There would be no more monumental qualifiers in Melbourne for another 12 years. No matches during the Italia 90 campaign were set for the southern capital. In 1993 a comfortable 3-0 win over New Zealand became memorable only for being the last World Cup qualifier to be played at Olympic Park as Australia chartered a course towards Argentina and inter-continental playoff heartbreak in the USA 94 qualifying series.

1997 promised to be Australia’s finest hour and a ticket to France 98 was almost guaranteed. After disposing of Oceania opposition, the playoff against Iran loomed as the most important 180 minutes of football in 24 years. A credible 1-1 away result in Tehran saw the Socceroos return to Melbourne for what would be a night no one would ever forget.

The Socceroos were the hottest ticket in town and packed the Melbourne Cricket Ground. The deafening roar of 85,022 nervous fans including around 5000 Persians was unforgettable. The match though was bipolar, lurching from cathartic celebrations as Australia lead 2-0 to catastrophic and gut wrenching silence as the match ended 2-2 and Iran went to the World Cup. It is unjust to judge Melbourne on this night alone, yet many will never forget where they were that horrible night or that the MCG was a place of such immeasurable pain.

Melbourne hosted another massive qualifier in 2001 and Australia won 1-0 against Uruguay in front of another cauldron of 84,656 at the MCG. The match went some way to cleansing the memory of the events of four years earlier, but the Australian qualifying campaign ultimately failed in Montevideo. Nonetheless, the days of Australia playing in front of a few thousand against Fiji were a memory.

The Victorian capital did not host any matches as Australia ended its 32-year drought and headed for Germany 2006, yet the two most recent campaigns have seen Qatar visit in 2008 and another blockbuster against Japan some fifteen months later in June 2009 when over 74,000 jubilant fans saw the Socceroos come from behind and defeat the Blue Samurai 2-1 on the way to South Africa 2010. Saudi Arabia visited Melbourne and it was AAMI Park that hosted its first qualifier where over 24,000 created an atmosphere that lifted Australia to a 4-2 victory and consigned the Saudis to elimination. In 2013 Jordan became the twelfth different national team in forty years to visit Melbourne for World Cup duty.

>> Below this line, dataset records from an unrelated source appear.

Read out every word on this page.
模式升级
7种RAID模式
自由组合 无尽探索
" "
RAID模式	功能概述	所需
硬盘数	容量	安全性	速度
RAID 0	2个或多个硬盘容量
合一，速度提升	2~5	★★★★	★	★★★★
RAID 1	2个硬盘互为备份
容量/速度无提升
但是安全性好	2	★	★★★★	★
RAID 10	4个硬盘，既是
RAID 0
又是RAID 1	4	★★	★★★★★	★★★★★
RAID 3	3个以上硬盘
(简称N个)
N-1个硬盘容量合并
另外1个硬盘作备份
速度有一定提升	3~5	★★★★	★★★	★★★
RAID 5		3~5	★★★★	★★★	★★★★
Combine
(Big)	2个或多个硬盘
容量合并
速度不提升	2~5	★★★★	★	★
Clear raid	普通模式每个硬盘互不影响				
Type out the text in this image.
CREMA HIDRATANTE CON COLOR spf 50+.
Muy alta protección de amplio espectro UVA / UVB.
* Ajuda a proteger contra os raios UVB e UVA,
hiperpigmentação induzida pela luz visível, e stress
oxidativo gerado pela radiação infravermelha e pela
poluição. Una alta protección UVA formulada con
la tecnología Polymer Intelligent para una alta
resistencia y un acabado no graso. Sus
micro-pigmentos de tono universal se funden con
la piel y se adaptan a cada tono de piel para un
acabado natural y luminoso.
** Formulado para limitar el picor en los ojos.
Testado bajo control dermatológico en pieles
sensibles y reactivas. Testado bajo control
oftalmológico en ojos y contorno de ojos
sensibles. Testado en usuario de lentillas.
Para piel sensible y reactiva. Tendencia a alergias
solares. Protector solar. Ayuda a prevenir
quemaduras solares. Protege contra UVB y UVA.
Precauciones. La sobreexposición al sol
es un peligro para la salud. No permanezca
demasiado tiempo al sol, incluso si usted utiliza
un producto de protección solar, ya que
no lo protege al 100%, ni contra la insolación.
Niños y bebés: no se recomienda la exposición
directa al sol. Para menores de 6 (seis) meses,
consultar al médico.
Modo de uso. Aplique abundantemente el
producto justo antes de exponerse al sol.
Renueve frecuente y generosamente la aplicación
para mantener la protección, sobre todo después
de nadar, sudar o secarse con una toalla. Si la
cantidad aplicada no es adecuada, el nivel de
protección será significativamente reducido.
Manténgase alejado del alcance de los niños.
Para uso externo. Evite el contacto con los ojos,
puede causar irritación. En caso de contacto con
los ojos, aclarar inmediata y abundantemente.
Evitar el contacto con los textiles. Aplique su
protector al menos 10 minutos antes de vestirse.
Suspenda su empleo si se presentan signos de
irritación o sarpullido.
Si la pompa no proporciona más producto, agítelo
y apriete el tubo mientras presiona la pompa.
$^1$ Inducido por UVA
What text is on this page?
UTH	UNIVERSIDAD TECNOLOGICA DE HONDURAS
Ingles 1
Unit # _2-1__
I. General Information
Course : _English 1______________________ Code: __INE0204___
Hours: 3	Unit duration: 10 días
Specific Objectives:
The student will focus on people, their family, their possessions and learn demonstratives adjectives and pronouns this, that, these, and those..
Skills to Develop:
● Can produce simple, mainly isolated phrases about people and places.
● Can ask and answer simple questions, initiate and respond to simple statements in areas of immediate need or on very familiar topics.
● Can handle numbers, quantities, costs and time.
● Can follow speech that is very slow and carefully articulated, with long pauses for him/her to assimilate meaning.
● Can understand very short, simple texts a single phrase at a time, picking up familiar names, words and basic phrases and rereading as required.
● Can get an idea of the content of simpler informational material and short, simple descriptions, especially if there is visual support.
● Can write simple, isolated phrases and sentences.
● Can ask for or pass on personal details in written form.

The Iran game of 1997 tarnishes a pleasing set of statistics: Australia has played 13 qualifiers in Melbourne for eight victories, four draws and just one loss way back in 1977 to Iran. Along the way, the Socceroos have scored 32 goals to just seven conceded, keeping eight clean sheets.

Melbourne is overall a very happy hunting ground for the Socceroos. Just don’t mention 1997.